Pour compliquer le tout, les mitochondries ne sont pas les seuls facteurs en cause dans l’obésité. Les hormones influent aussi sur la perte ou le gain de poids. L’hormone thyroïdienne, en particulier, contrôle la quantité d’énergie que consomme le corps au repos. Chez une personne qui fait de l’hyperthyroïdie, le taux sanguin de cette hormone est trop élevé. Même au repos, le corps brûle plus de carburant que la normale — on peut s’empiffrer sans engraisser. Au contraire, chez une personne qui fait de l’hypothyroïdie, le taux sanguin d’hormone thyroïdienne est trop bas. Le corps au repos ne brûle pas beaucoup de carburant, ce qui le prédispose à l’obésité.
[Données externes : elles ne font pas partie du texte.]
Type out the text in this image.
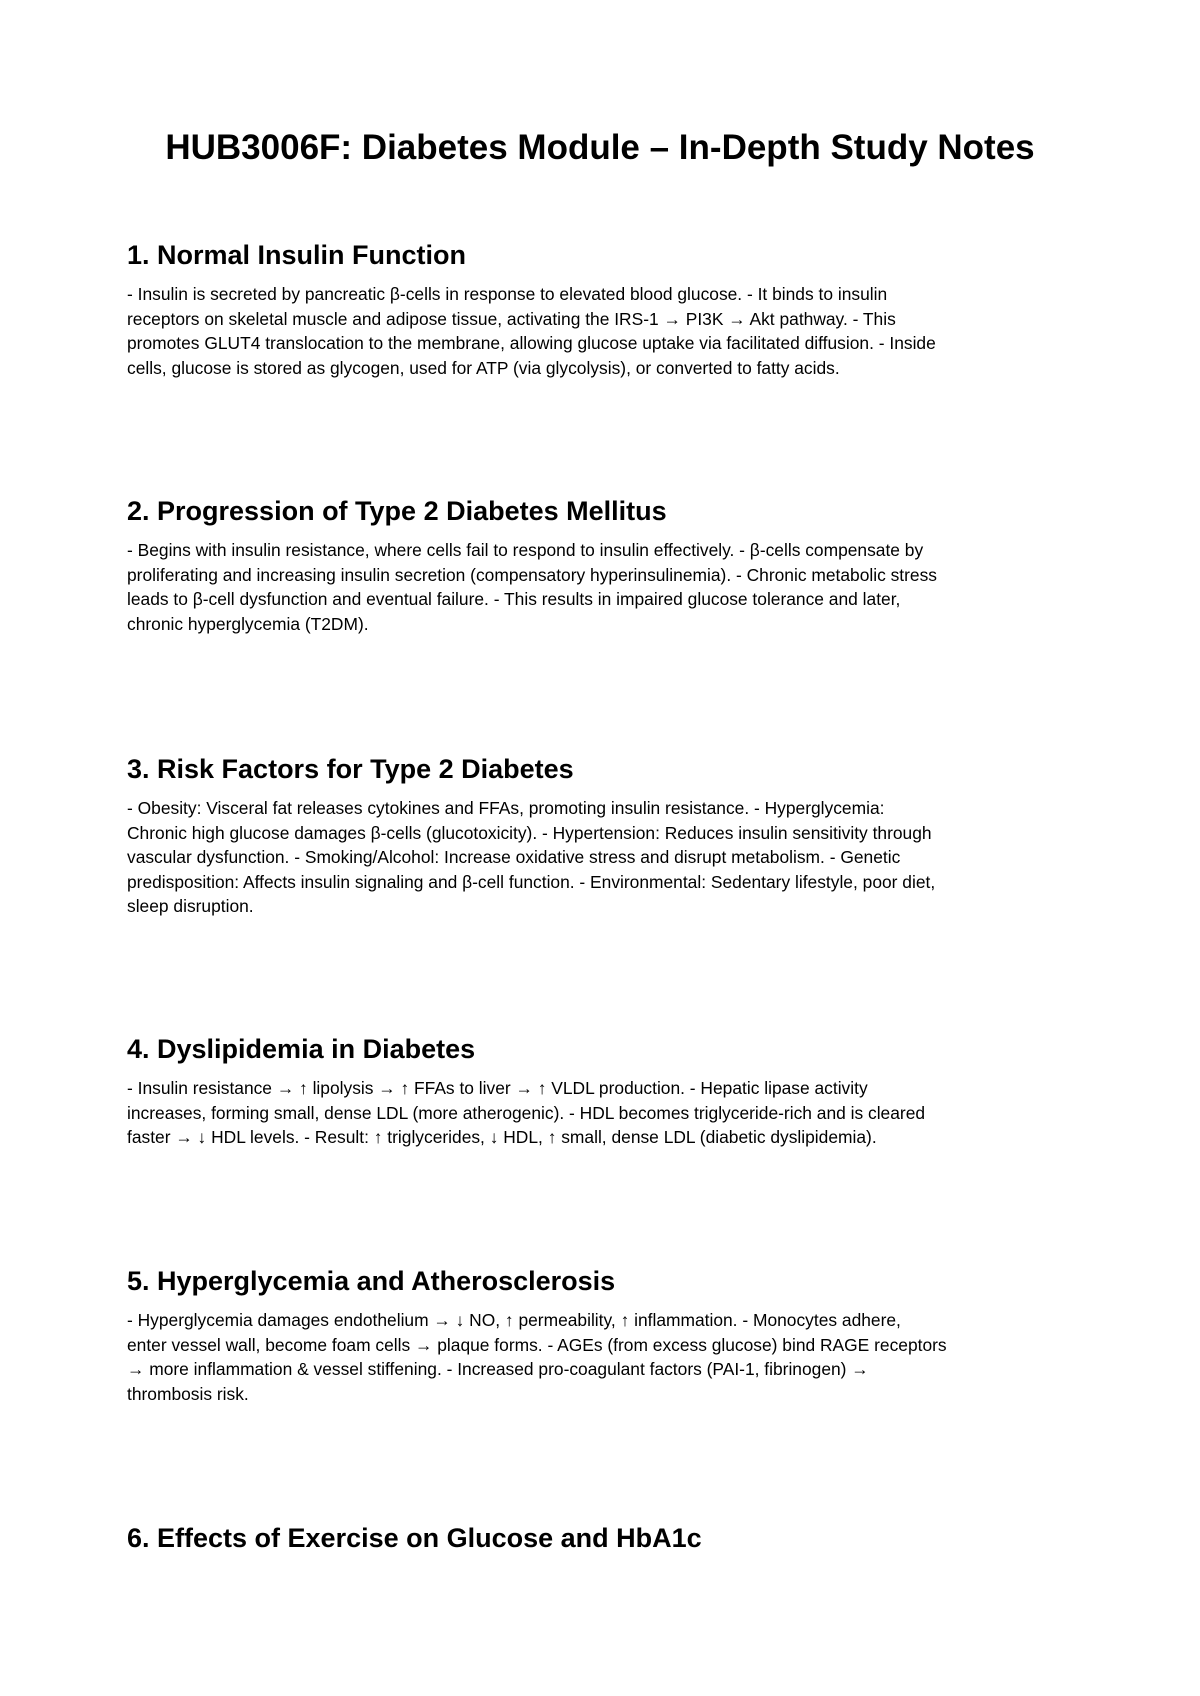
HUB3006F: Diabetes Module – In-Depth Study Notes
1. Normal Insulin Function

- Insulin is secreted by pancreatic β-cells in response to elevated blood glucose. - It binds to insulin
receptors on skeletal muscle and adipose tissue, activating the IRS-1 → PI3K → Akt pathway. - This
promotes GLUT4 translocation to the membrane, allowing glucose uptake via facilitated diffusion. - Inside
cells, glucose is stored as glycogen, used for ATP (via glycolysis), or converted to fatty acids.

2. Progression of Type 2 Diabetes Mellitus

- Begins with insulin resistance, where cells fail to respond to insulin effectively. - β-cells compensate by
proliferating and increasing insulin secretion (compensatory hyperinsulinemia). - Chronic metabolic stress
leads to β-cell dysfunction and eventual failure. - This results in impaired glucose tolerance and later,
chronic hyperglycemia (T2DM).

3. Risk Factors for Type 2 Diabetes

- Obesity: Visceral fat releases cytokines and FFAs, promoting insulin resistance. - Hyperglycemia:
Chronic high glucose damages β-cells (glucotoxicity). - Hypertension: Reduces insulin sensitivity through
vascular dysfunction. - Smoking/Alcohol: Increase oxidative stress and disrupt metabolism. - Genetic
predisposition: Affects insulin signaling and β-cell function. - Environmental: Sedentary lifestyle, poor diet,
sleep disruption.

4. Dyslipidemia in Diabetes

- Insulin resistance → ↑ lipolysis → ↑ FFAs to liver → ↑ VLDL production. - Hepatic lipase activity
increases, forming small, dense LDL (more atherogenic). - HDL becomes triglyceride-rich and is cleared
faster → ↓ HDL levels. - Result: ↑ triglycerides, ↓ HDL, ↑ small, dense LDL (diabetic dyslipidemia).

5. Hyperglycemia and Atherosclerosis

- Hyperglycemia damages endothelium → ↓ NO, ↑ permeability, ↑ inflammation. - Monocytes adhere,
enter vessel wall, become foam cells → plaque forms. - AGEs (from excess glucose) bind RAGE receptors
→ more inflammation & vessel stiffening. - Increased pro-coagulant factors (PAI-1, fibrinogen) →
thrombosis risk.

6. Effects of Exercise on Glucose and HbA1c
Bref, le désir d’abuser des bonnes choses n’est pas la seule chose qu’on combat quand on essaie de maigrir. Mary-Ellen Harper et ses collègues s’intéressent aux effets de différents « rabat-joie » physiologiques sur la perte de poids et aux moyens d’aider le corps à les contourner. Sans dire que vos efforts pour bouger et bien manger ne riment à rien, la prochaine fois que vous monterez sur le pèse-personne, souvenez-vous qu’une multitude de facteurs influent sur le nombre qui s’affiche.